Setelah adanya Treaty
of Ganghwa yang membuka hubungan Kerajaan Chosun (Korea) dengan dunia luar,
akhirnya Amerika, Qing Cina, dan negara-negara Eropa juga mulai masuk dan
melakukan hubungan diplomatik dengan Kerajaan Chosun (Korea). Dan akhirnya
banyak pihak untuk menguasai semenanjung Korea. Keinginan Jepang untuk
menguasai wilayah Semenanjung Korea tersebut di tentang oleh pihak Rusia, dan
mengakibatkan Perang Rusia – Jepang selama satu tahun yakni pada tahun 1904 –
1905.15 Saat itu Jepang berhasil mengalahkan Rusia, dan menghasilkan Perjanjian
Eulsa (1905) yang menetapkan Semenanjung Korea sebagai wilayah penyangga atau
buffer zone bagi negara Jepang.
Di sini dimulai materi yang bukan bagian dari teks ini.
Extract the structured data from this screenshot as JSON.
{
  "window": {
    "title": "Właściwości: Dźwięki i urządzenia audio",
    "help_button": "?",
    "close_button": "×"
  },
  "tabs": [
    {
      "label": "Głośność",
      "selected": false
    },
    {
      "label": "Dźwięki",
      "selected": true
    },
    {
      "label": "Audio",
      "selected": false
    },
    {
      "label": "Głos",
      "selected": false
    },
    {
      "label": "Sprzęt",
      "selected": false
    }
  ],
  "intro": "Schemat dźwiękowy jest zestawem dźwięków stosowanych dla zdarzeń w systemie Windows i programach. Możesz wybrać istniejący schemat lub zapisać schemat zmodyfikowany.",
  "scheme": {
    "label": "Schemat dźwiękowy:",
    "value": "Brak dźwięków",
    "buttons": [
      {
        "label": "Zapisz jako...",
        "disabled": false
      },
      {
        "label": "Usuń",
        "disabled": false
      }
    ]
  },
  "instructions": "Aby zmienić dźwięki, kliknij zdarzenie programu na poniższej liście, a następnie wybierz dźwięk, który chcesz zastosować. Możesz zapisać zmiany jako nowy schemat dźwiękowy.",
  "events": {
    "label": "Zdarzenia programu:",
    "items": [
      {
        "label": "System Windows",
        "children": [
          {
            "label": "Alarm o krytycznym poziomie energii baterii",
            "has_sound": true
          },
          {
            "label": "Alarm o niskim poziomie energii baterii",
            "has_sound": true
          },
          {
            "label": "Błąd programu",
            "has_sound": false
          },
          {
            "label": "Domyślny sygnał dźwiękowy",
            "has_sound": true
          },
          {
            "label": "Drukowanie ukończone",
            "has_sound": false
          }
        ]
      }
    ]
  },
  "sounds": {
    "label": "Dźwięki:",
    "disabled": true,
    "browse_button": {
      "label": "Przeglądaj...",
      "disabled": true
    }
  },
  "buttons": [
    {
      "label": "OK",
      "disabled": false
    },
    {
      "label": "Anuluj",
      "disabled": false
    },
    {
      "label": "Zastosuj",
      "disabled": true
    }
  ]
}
Atas kemenangan tersebut Jepang akhirnya dapat
menguasai sepenuhnya Semenanjung Korea (Mas’oed & Seung Yoon, 2004: 11)
Pada tahun 1910 Jepang
sudah menguasai seluruh hak dan fungsi politik luar negeri Korea. Penjajahan
Jepang atas Kerajaan Chosun (Korea) pada saat itu berlangsung selama kurang
lebih 35 tahun, hingga berakhirnya Perang Dunia II pada tahun 1945. Zaman
penjajahan ini sebut oleh orang Korea disebut sebagai “Zaman Pendudukan Jepang”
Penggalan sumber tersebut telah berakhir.